The Baltimore Ravens went from the highest of highs in winning a Super Bowl to the lowest of lows in not even making the playoffs. That’s when the whole blame game started, and everyone started to point their fingers at head coach John Harbaugh.
On Monday, the Ravens announced a one-year contract extension with Harbaugh that will push his contract through 2019. However, it still doesn’t mean his job is completely safe.
There has to be a fall-guy when a team starts losing too many football games, and it looked like some people were ready to make Harbaugh that guy. Earlier in the year, FOX Sports writer Cameron DaSilva had him listed as one of the nine NFL coaches believed to be on the hot seat heading into the 2017 season.
DaSilva could actually be correct given the short-term memory in the NFL.
A team is only as good as their most recent season. People aren’t talking about the Lombardi Trophy Harbaugh helped the team win four years ago at Super Bowl XLVII. They aren’t relishing over the fact that his 10-5 playoff record is second only to Bill Belichick (20-6) among current coaches. No one wants to talk about his 10-year tenure and him being the winningest coach in Ravens franchise history.
It’s straight to the cutting board in this day and age.

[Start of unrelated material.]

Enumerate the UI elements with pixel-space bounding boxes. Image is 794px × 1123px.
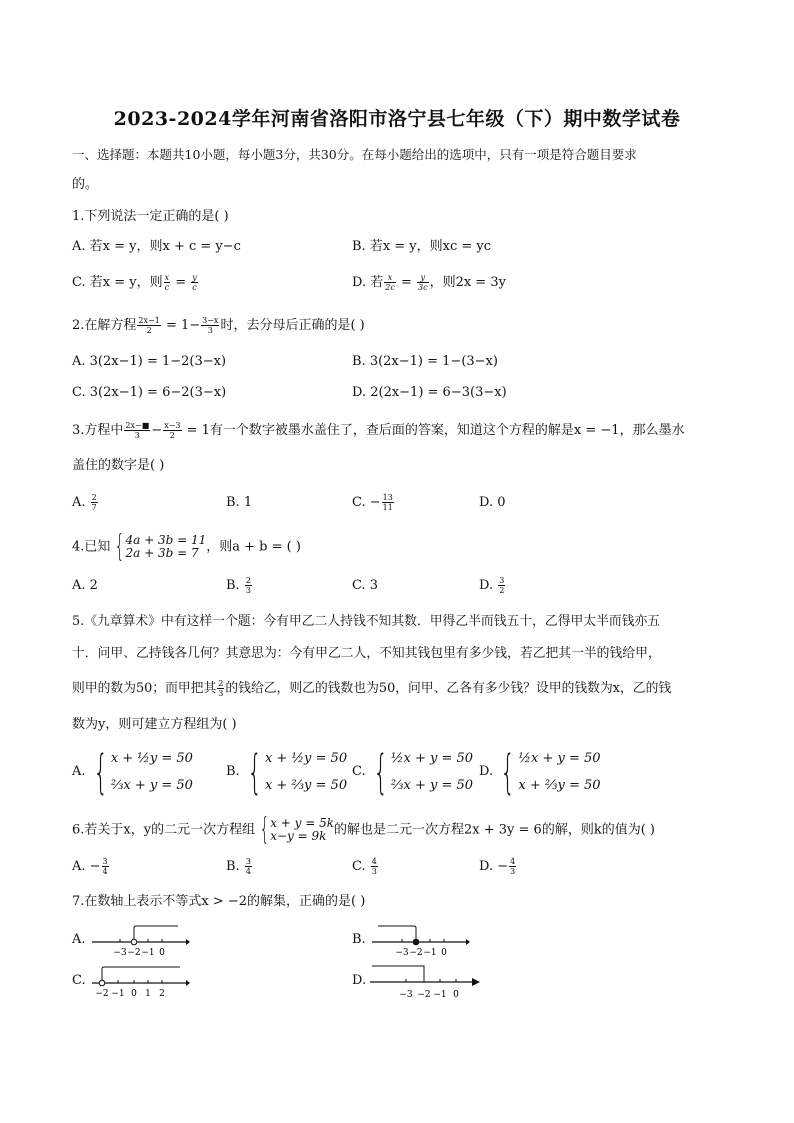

The Ravens have obviously struggled since their last trip to the Super Bowl. They are 31-33 over the last four seasons, and they have only been back to the playoffs once. They were defeated in a divisional showdown with the New England Patriots in their last playoff appearance, where they blew a pair of double-digit leads. The Patriots went on to win the Super Bowl that year.
It isn’t too far-fetched to think the Ravens could have beaten the Indianapolis Colts in the AFC Championship Game, if they could have held on against the Patriots. That would have made for Harbaugh’s second Super Bowl appearance in three seasons. The hot seat conversation wouldn’t even be relevant if Harbaugh’s team accomplished that feat.
Neither outcome should be an indictment on Harbaugh’s coaching abilities. Losing gives off the false illusion that he’s the problem in Baltimore, when bad personnel moves combined with the worst luck with injuries have turned the Ravens from a perennial playoff contender into a hot mess.
Fortunately for Harbaugh, the Ravens front office isn’t looking at things through a short-term lens. It’s not surprising for a franchise that’s had only three head coaches and a 21-year general manager. The new deal gives Harbaugh a little extra time to right the ship in Baltimore, but change will have to come quickly.
More losses will only lead to more whispers of a Harbaugh-less future for the Ravens.